In deze eerste bijdrage zal worden stilgestaan bij enkele sprekende terminologische verschillen tussen het oude recht en de Omgevingswet. Daarbij staat hoofdstuk 15 van de Omgevingswet centraal met als titel: ‘Schade’. Tevens zal aandacht worden be­steed aan de samenhang met afdeling 4.5 van de Alge­mene wet be­stuurs­recht (Awb) die eveneens per 1 januari 2024 in werking is getreden.

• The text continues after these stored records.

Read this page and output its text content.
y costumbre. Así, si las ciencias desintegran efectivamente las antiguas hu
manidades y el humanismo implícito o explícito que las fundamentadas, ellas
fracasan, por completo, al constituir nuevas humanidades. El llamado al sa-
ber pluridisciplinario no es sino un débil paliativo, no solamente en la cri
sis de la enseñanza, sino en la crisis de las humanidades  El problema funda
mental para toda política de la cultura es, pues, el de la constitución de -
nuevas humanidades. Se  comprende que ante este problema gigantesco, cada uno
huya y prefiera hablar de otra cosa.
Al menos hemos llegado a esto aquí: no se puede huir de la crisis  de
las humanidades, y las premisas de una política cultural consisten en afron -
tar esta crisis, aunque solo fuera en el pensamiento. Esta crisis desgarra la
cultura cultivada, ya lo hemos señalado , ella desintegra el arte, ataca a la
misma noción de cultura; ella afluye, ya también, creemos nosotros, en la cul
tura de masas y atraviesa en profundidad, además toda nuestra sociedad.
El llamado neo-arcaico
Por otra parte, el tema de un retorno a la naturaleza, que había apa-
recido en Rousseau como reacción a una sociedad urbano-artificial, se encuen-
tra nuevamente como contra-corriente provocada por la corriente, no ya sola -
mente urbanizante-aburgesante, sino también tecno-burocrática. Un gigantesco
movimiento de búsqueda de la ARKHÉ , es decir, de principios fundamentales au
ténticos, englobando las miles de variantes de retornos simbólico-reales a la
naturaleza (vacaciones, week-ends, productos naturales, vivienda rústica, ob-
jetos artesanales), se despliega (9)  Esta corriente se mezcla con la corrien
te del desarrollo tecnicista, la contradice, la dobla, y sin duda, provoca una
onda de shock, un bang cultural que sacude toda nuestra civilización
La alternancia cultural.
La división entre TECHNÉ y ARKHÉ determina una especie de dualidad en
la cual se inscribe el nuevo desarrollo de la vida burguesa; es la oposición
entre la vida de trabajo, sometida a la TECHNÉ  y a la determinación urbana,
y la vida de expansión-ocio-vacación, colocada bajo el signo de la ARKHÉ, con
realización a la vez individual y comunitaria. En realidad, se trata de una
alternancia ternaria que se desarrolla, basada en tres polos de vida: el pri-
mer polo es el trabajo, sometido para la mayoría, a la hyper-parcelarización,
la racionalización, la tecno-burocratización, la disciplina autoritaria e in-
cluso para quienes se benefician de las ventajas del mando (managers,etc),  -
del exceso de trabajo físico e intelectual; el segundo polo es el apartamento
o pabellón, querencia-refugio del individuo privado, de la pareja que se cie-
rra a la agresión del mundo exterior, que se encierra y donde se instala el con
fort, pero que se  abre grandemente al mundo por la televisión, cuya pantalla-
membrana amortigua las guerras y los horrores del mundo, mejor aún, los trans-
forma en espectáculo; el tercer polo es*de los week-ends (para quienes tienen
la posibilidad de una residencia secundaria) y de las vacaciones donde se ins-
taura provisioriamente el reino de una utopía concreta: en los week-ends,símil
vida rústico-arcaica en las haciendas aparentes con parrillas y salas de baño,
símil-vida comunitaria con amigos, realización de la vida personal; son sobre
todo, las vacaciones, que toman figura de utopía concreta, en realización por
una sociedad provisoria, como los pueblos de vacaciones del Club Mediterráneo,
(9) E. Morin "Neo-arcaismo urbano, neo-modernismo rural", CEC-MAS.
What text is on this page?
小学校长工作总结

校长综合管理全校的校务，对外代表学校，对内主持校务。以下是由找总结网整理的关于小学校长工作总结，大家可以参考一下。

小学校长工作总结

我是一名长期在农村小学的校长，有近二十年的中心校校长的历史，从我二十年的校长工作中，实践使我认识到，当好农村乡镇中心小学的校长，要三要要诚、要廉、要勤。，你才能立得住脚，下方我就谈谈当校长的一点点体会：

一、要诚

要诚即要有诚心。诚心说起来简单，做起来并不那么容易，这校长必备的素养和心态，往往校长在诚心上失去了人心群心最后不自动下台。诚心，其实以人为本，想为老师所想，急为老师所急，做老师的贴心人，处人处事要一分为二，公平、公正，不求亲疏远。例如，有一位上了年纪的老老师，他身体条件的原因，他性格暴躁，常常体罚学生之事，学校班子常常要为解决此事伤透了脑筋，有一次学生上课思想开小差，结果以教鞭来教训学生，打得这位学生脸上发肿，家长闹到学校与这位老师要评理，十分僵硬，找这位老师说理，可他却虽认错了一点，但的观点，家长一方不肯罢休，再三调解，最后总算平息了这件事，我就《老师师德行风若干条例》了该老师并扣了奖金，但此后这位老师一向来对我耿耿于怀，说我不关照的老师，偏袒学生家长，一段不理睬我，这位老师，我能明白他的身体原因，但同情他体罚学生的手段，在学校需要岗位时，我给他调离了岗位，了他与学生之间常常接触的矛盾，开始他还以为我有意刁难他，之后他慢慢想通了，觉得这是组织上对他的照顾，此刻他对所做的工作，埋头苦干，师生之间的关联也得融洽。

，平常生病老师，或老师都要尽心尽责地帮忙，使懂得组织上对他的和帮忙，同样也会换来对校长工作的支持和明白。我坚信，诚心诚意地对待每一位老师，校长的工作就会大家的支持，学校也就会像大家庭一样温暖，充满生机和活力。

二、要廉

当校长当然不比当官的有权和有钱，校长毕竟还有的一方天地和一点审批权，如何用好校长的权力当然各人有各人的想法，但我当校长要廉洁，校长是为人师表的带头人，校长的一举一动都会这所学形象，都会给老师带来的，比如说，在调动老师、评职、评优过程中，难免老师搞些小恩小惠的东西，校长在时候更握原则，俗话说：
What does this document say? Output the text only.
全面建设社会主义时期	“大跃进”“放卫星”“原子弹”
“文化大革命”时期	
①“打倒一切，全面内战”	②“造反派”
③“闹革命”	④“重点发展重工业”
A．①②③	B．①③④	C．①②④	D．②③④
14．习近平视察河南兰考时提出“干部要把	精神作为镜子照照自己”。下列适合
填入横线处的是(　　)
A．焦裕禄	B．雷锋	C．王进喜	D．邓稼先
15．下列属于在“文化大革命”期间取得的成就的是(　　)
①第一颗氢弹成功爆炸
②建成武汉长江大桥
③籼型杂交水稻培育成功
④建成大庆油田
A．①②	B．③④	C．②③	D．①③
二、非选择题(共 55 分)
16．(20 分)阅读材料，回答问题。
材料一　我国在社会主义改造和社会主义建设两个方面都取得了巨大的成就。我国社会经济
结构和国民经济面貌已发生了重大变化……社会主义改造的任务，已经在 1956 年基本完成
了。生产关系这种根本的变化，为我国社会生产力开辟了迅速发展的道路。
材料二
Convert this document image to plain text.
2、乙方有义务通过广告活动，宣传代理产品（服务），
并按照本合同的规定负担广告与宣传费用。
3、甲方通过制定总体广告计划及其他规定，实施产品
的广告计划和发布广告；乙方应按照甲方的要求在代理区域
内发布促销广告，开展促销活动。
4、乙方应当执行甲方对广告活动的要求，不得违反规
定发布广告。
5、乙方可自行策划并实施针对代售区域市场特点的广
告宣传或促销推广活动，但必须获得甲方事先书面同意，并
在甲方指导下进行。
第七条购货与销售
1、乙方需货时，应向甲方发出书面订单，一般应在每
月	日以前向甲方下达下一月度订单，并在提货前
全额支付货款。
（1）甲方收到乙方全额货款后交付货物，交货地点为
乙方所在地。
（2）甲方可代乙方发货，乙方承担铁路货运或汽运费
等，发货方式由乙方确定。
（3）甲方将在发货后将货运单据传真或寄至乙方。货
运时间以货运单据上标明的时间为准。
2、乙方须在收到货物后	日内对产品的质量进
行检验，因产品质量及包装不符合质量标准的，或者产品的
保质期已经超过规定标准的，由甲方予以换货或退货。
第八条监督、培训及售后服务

In latere bijdragen zal worden ingegaan op verschillen ten aanzien van de peildatum, de aan te leggen (pla­no­lo­gi­sche) vergelijking, het scha­de­begrip, de risicoaanvaarding, het normaal maatschap­pelijk risico en het over­gangsrecht. Bij ieder van deze onder­werpen zal er voor de rechtspraak waarschijnlijk nog een belangrijke taak zijn weg­ge­legd om principiële (ge­schil)­punten te beslechten. Dat aspect, in combinatie met het gegeven dat het oude recht op grond van het overgangsrecht nog geruime tijd van kracht zal blijven, zal de komende jaren ongetwijfeld voor veel dynamiek in de jurisprudentie zorgen.

Planschade

Een tot de verbeelding sprekend voorbeeld onder het oude recht van planschade was de wijziging van een bestemmings­plan waardoor de omgeving van bijvoorbeeld iemands woonhuis verandert. Waar voorheen een vrij uitzicht bestond op bijvoorbeeld landbouwgronden of een bos, verandert dit in een uitzicht op bijvoorbeeld een nieuwe woonwijk of een woontoren. Deze ontwikkeling kan voor een nabijgelegen eigenaar resulteren in een waardedaling van de woning (indirecte schade). Wijzigde als gevolg van een nieuwe bestemmingsplan (ook) de bestemming van het perceel van een eigenaar zelf met een waarde drukkend effect tot gevolg, dan is sprake van directe schade.

Onder de oude Wet Ruimtelijke Ordening (‘WRO’) werd nog gesproken over een plan­scha­de­vergoe­ding. Met de invoering in 2008 van de inmiddels als gevolg van de Omgevingswet vervallen Wet ruimtelijke ordening (‘Wro’) wijzig­de dit in een tegemoetkoming in schade. Met andere woorden: het idee van een volledige schade­ver­­goe­ding in de WRO werd door de wetgever met de invoering van de Wro verlaten. De verwachting is dat onder de Omgevingswet nog minder tot tegemoetkoming van schade wordt toe­gekomen. Daarvan zijn o.a. het gewijzigde peilmoment, de nieuwe planologische ver­ge­lijking en het normaal maatschappelijk risico debet. In latere bijdragen wordt op ieder van deze on­der­werpen nog afzonderlijk ingegaan.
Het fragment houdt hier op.